Wisconsin Dental Wellness’s priority is to ensure that their patients and employees are safe. According to Lau, they are strictly adhering to CDC and ADA guidelines. They have also come up with a checklist of recommendations and guidelines that helps to ensure safety is observed at each phase of the patient visit.
What’s more, Dr. Lau explains that they have installed a UV light air filtration system, which cycles the office premises every fifteen minutes. Besides that, the HEPA air purifiers plugged into the walls, and ceiling sanitizes air droplets that might be hanging in the treatment rooms.
Dominique Schneider, a lead assistant at Wisconsin Dental Wellness, says that they installed the purifiers and took other improved measures before reopening, to ensure patients felt safer when visiting their offices. He believes that, with all the technology and safety precautions they have in place, patients shouldn’t worry at all.
Dental practices should keep the actualities of the ‘new normal’ in mind, even as they reopen
After almost two months of closed offices or emergency-only work, most dentists throughout the country have already reopened, or at least, they are planning to do so.
That puts them directly on the front lines of the COVID-19 outbreak and poses serious questions for patients and other dental professionals.

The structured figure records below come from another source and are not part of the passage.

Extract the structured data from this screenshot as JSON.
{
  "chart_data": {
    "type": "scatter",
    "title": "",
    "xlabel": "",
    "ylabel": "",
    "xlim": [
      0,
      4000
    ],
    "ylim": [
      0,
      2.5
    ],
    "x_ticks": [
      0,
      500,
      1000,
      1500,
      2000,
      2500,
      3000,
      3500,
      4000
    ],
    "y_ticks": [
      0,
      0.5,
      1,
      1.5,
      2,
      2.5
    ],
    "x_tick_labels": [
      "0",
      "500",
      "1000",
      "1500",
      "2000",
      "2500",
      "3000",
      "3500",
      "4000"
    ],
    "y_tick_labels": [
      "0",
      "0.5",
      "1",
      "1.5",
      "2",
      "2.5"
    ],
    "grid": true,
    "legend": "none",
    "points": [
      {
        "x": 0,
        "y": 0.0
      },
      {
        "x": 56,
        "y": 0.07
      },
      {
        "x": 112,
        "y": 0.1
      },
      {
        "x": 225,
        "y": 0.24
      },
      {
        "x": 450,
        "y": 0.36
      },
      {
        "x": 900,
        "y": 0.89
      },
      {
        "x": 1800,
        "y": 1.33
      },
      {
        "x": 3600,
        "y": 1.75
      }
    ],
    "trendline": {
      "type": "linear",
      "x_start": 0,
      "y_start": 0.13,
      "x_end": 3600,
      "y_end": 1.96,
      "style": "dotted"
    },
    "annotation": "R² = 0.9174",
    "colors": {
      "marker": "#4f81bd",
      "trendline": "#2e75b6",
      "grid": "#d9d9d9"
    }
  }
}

How safe is a visit to the dental office? What safety precautions should offices have? Should dental practices be allowed to test patients for COVID-19?
The bottom line is dental office visits are going to be significantly different now than they were three months ago. That said, always keep the patients informed and share safety protocols or relevant technology your dental practice is using. At least, this will help them feel at ease when making that first visit.